There is much else in the ordination ritual that is jarring to modern sensibilities:

  • the ordinand prostrates himself - face flat on the floor, arms extended before himself. He has made himself what Aristotle describes the slave as being: a 'living tool.'
  • The ordinand's wrists are symbolically bound together with a cloth: "When thou wast young, thou girdest thyself, and walkedst whither thou wouldest: but when thou shalt be old, thou shalt stretch forth thy hands, and another shall gird thee, and carry thee whither thou wouldest not." (John 21:18)
  • The ordinand places his hands between the bishop's hands - very mediaeval - this is 'homage.' "I am your 'man' - homme - my hands are now your hands." Indeed, this is the origin of the western custom of raising joined hands in prayer.

Our society is dying for lack of authority.

Authority is not power. Power is useless without authority, for it does not know where to apply itself. Only authority - the legitimacy of command and of instruction - can direct power. And with authority, power is not often needed.

Once it was not very necessary to take care to lock one's front door. The voice of authority was received by men that said that stealing was wrong. In the case where this voice was flaunted, power had no uncertainty in its application. Now we install expensive alarm systems in our houses - and know even then that, if we have a break-in, the power, if it apprehends anyone, will be itself tied in knots for no one knows whether I have a right to my property, nor whether it is right to restrain and punish the one who attacks it.
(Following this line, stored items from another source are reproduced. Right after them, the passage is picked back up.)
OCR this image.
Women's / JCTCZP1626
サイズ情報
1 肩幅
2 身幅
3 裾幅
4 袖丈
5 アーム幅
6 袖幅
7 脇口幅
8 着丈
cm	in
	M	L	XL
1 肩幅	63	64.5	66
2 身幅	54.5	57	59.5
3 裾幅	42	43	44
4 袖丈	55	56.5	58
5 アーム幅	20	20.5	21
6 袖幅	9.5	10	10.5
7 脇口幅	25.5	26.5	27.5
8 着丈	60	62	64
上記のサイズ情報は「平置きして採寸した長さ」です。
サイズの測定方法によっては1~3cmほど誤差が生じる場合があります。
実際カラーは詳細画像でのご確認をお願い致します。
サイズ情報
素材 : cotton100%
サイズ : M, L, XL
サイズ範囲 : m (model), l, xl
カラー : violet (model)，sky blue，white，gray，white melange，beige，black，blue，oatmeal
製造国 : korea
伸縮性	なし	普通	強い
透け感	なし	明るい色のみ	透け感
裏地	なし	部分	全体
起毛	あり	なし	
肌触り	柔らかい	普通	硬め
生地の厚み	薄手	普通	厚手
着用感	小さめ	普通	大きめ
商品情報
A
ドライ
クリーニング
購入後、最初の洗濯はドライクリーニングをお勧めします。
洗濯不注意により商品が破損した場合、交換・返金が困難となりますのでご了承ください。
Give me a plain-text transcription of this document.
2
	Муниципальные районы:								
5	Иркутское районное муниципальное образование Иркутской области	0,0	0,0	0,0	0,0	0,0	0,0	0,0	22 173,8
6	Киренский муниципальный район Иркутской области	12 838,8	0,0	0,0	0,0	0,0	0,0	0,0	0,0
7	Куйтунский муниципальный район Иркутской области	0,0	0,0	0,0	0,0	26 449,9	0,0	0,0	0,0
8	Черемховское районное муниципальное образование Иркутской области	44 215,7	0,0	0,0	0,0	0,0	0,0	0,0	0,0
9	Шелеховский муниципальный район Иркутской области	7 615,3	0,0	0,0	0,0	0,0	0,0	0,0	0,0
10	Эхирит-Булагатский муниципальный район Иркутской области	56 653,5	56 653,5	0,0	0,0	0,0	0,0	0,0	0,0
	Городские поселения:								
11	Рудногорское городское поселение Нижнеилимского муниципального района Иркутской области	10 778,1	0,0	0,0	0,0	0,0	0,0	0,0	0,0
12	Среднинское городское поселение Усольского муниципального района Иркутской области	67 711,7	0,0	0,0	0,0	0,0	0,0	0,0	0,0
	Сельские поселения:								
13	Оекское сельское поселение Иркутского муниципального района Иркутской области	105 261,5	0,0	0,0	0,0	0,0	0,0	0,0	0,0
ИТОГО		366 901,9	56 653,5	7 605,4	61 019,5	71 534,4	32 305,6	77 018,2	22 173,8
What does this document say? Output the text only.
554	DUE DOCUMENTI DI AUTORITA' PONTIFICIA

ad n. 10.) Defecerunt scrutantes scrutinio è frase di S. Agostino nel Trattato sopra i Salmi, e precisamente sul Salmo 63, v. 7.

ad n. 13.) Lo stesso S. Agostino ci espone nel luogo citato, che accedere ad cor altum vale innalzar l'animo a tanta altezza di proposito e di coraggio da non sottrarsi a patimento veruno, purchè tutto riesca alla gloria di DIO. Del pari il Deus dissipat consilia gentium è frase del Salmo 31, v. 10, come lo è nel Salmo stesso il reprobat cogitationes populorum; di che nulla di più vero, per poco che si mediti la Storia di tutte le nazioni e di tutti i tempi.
Once it was not controversial to forbid abortion. The voice of authority was received by men that said that it was wrong to kill the innocent. When it did happen, power knew where to direct its force.

Once it was not necessary to argue about what constituted marriage, nor about its importance for society. Those who sought to ignore it by living together without marriage were deprived of social approval and of legal support - for all accepted the authority that said that adultery was wrong. In case of divorce, the partner who wished to defend the marriage had the support of power, because power knew where and how to apply its sanction.

Father Robert has accepted authority. He has accepted the authority of Jesus Christ, as exercised through Bishop Pat Dunn of Auckland. He has submitted himself to that authority and will know how and why to act - as a priest, as a pastor, as a judge. He is not confused. He has bound himself by unbreakable chains of his own forging to the foot of the Cross. By that binding, he is a free man.